First run (bootstrap)

On the first run there is no watermark, so the same loop performs a full backfill: it pages through every approved/archived/deleted event from the beginning, then stores the high-water mark for incremental runs thereafter. For a large catalogue this first pass may take many pages — that is expected.

Event payloads reference images on the Event Connectors asset server (for example https://app.eventconnectors.nl/api/assets/{id}/{filename}). We recommend downloading those images during sync and serving them from your own server or CDN, rather than linking to the asset-server URL directly in your pages.

Self-hosting the images:

  • keeps your site working even if the asset server is briefly unavailable or an asset URL changes;
  • lets you control caching, sizing, and delivery (your own CDN, your own cache headers);
  • avoids putting page-render traffic on our asset server.

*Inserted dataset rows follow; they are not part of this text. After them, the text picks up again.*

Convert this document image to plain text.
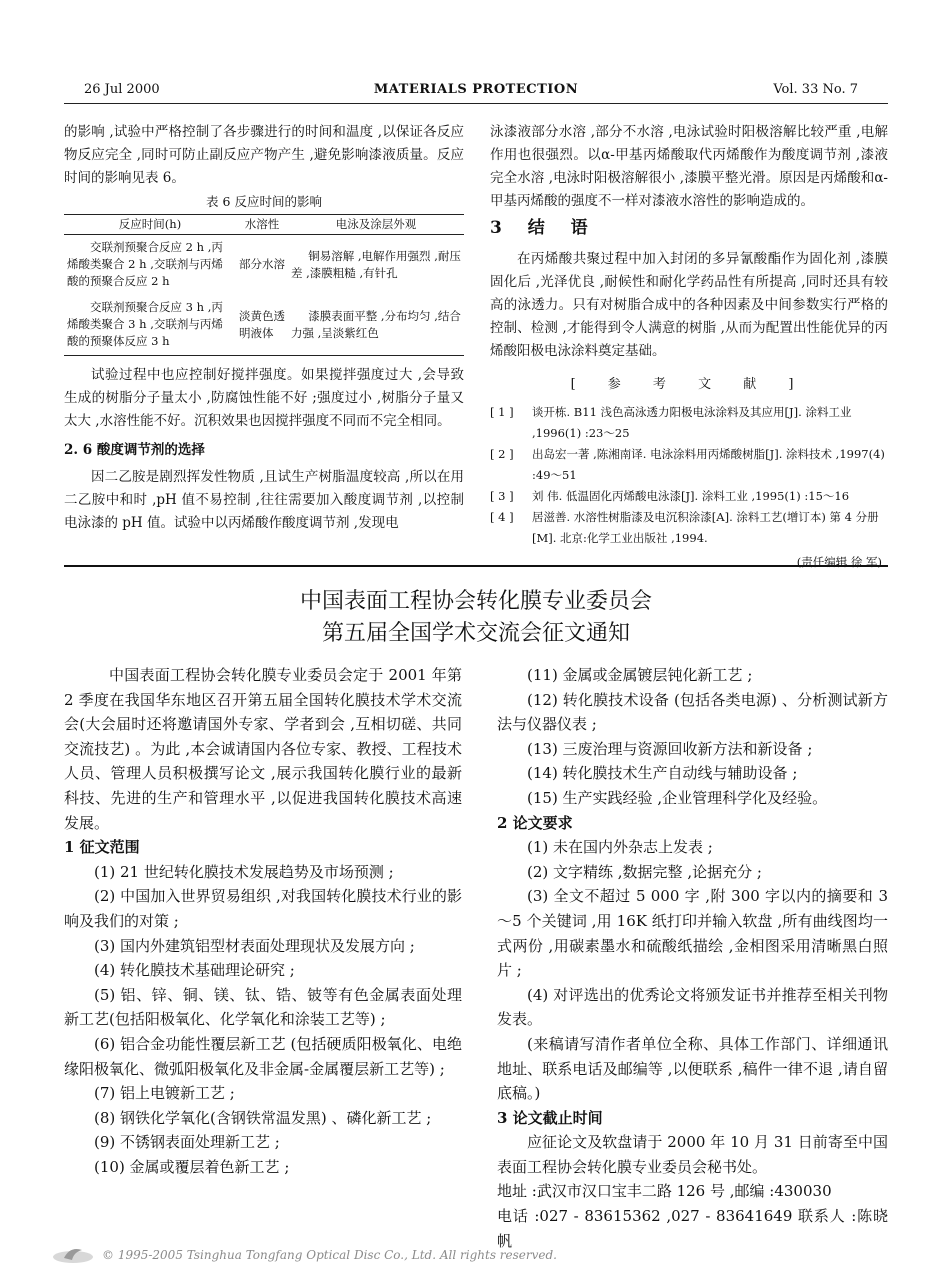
26 Jul 2000	MATERIALS PROTECTION	Vol. 33 No. 7

的影响 ,试验中严格控制了各步骤进行的时间和温度 ,以保证各反应物反应完全 ,同时可防止副反应产物产生 ,避免影响漆液质量。反应时间的影响见表 6。

表 6 反应时间的影响
反应时间(h)	水溶性	电泳及涂层外观
交联剂预聚合反应 2 h ,丙烯酸类聚合 2 h ,交联剂与丙烯酸的预聚合反应 2 h	部分水溶	铜易溶解 ,电解作用强烈 ,耐压差 ,漆膜粗糙 ,有针孔
交联剂预聚合反应 3 h ,丙烯酸类聚合 3 h ,交联剂与丙烯酸的预聚体反应 3 h	淡黄色透明液体	漆膜表面平整 ,分布均匀 ,结合力强 ,呈淡紫红色

试验过程中也应控制好搅拌强度。如果搅拌强度过大 ,会导致生成的树脂分子量太小 ,防腐蚀性能不好 ;强度过小 ,树脂分子量又太大 ,水溶性能不好。沉积效果也因搅拌强度不同而不完全相同。

2. 6 酸度调节剂的选择

因二乙胺是剧烈挥发性物质 ,且试生产树脂温度较高 ,所以在用二乙胺中和时 ,pH 值不易控制 ,往往需要加入酸度调节剂 ,以控制电泳漆的 pH 值。试验中以丙烯酸作酸度调节剂 ,发现电

泳漆液部分水溶 ,部分不水溶 ,电泳试验时阳极溶解比较严重 ,电解作用也很强烈。以α-甲基丙烯酸取代丙烯酸作为酸度调节剂 ,漆液完全水溶 ,电泳时阳极溶解很小 ,漆膜平整光滑。原因是丙烯酸和α-甲基丙烯酸的强度不一样对漆液水溶性的影响造成的。

3 结 语

在丙烯酸共聚过程中加入封闭的多异氰酸酯作为固化剂 ,漆膜固化后 ,光泽优良 ,耐候性和耐化学药品性有所提高 ,同时还具有较高的泳透力。只有对树脂合成中的各种因素及中间参数实行严格的控制、检测 ,才能得到令人满意的树脂 ,从而为配置出性能优异的丙烯酸阳极电泳涂料奠定基础。

[ 参 考 文 献 ]
[ 1 ] 谈开栋. B11 浅色高泳透力阳极电泳涂料及其应用[J]. 涂料工业 ,1996(1) :23～25
[ 2 ] 出岛宏一著 ,陈湘南译. 电泳涂料用丙烯酸树脂[J]. 涂料技术 ,1997(4) :49～51
[ 3 ] 刘 伟. 低温固化丙烯酸电泳漆[J]. 涂料工业 ,1995(1) :15～16
[ 4 ] 居滋善. 水溶性树脂漆及电沉积涂漆[A]. 涂料工艺(增订本) 第 4 分册[M]. 北京:化学工业出版社 ,1994.
(责任编辑 徐 军)
中国表面工程协会转化膜专业委员会
第五届全国学术交流会征文通知

中国表面工程协会转化膜专业委员会定于 2001 年第 2 季度在我国华东地区召开第五届全国转化膜技术学术交流会(大会届时还将邀请国外专家、学者到会 ,互相切磋、共同交流技艺) 。为此 ,本会诚请国内各位专家、教授、工程技术人员、管理人员积极撰写论文 ,展示我国转化膜行业的最新科技、先进的生产和管理水平 ,以促进我国转化膜技术高速发展。

1 征文范围

(1) 21 世纪转化膜技术发展趋势及市场预测 ;

(2) 中国加入世界贸易组织 ,对我国转化膜技术行业的影响及我们的对策 ;

(3) 国内外建筑铝型材表面处理现状及发展方向 ;

(4) 转化膜技术基础理论研究 ;

(5) 铝、锌、铜、镁、钛、锆、铍等有色金属表面处理新工艺(包括阳极氧化、化学氧化和涂装工艺等) ;

(6) 铝合金功能性覆层新工艺 (包括硬质阳极氧化、电绝缘阳极氧化、微弧阳极氧化及非金属-金属覆层新工艺等) ;

(7) 铝上电镀新工艺 ;

(8) 钢铁化学氧化(含钢铁常温发黑) 、磷化新工艺 ;

(9) 不锈钢表面处理新工艺 ;

(10) 金属或覆层着色新工艺 ;

(11) 金属或金属镀层钝化新工艺 ;

(12) 转化膜技术设备 (包括各类电源) 、分析测试新方法与仪器仪表 ;

(13) 三废治理与资源回收新方法和新设备 ;

(14) 转化膜技术生产自动线与辅助设备 ;

(15) 生产实践经验 ,企业管理科学化及经验。

2 论文要求

(1) 未在国内外杂志上发表 ;

(2) 文字精练 ,数据完整 ,论据充分 ;

(3) 全文不超过 5 000 字 ,附 300 字以内的摘要和 3～5 个关键词 ,用 16K 纸打印并输入软盘 ,所有曲线图均一式两份 ,用碳素墨水和硫酸纸描绘 ,金相图采用清晰黑白照片 ;

(4) 对评选出的优秀论文将颁发证书并推荐至相关刊物发表。

(来稿请写清作者单位全称、具体工作部门、详细通讯地址、联系电话及邮编等 ,以便联系 ,稿件一律不退 ,请自留底稿。)

3 论文截止时间

应征论文及软盘请于 2000 年 10 月 31 日前寄至中国表面工程协会转化膜专业委员会秘书处。

地址 :武汉市汉口宝丰二路 126 号 ,邮编 :430030

电话 :027 - 83615362 ,027 - 83641649 联系人 :陈晓帆

© 1995-2005 Tsinghua Tongfang Optical Disc Co., Ltd. All rights reserved.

When you upsert an event, fetch each referenced image once, store it locally (in WordPress, the media library), and point your content at the local copy. The asset endpoint supports on-the-fly resizing via the w, h, and mode query parameters, so you can download an appropriately sized variant. Re-download only when the event's lastupdated (or the asset reference) changes.

Periodic reconciliation

Incremental removal only catches items whose archived/deleted transition was visible to your token and bumped lastupdated. To guard against anything that slips through — a missed transition, a long outage, an item removed in a way that didn't move its timestamp — run an occasional full reconciliation (for example, nightly):

  1. Fetch the trcid of every currently approved event (published=true, paged).
  2. Build the set of live trcids.
  3. Delete locally any synced event whose trcid is not in that set.

This is heavier than an incremental run, so run it far less often. Together, the fast incremental poll keeps you fresh and the periodic reconciliation keeps you correct.

Mapping to WordPress

The mechanics are datastore-agnostic; on WordPress a typical mapping is:

  • Custom post type (e.g. event) holds each synced event.
  • trcid as the idempotency key — store it in post meta (e.g. _ec_trcid) and look up by it on upsert, so re-processing updates the same post instead of creating duplicates.
  • wp_insert_post / wp_update_post for approved items; wp_trash_post (or delete) for archived/deleted.
  • Images go through media_sideload_image into the media library (see above).
  • WP-Cron (or a real system cron hitting WP-Cron) runs the incremental sync on your interval and the reconciliation nightly.

Other stacks (a headless CMS, a custom database, a search index) follow the same shape: an upsert keyed by trcid, a delete on removal, and a persisted high-water mark.

Webhooks as an alternative

Webhooks push a notification the moment an event changes, instead of waiting for the next poll. The same wfstatus logic applies: on a webhook delivery, fetch the item's resourceUri, then upsert if approved or remove if archived/deleted.

Incremental pollWebhooks
LatencyUp to the poll interval (e.g. 15m)Near real-time
InfrastructureNone — outbound calls onlyA public HTTPS endpoint to receive POSTs
Missed changesSelf-healing — next run catches upDelivery is at-least-once and can be dropped
EffortLowVerify signatures, dedupe, ack fast

Recommended: combine them. Use webhooks for low latency and keep the periodic reconciliation poll as a backstop, since webhook delivery is at-least-once and a delivery can be missed. The reconciliation pass guarantees you converge even if a webhook never arrives.

Choosing a poll interval

The interval is yours to set. Around 5–15 minutes suits most catalogues: shorter means fresher data but more requests; longer means less load but more lag. The reconciliation pass can run far less often (nightly is typical).

See the Paginate a Result Set recipe for paging mechanics, the Webhooks guide for the push model, and the API Reference for the full GET /events parameter list.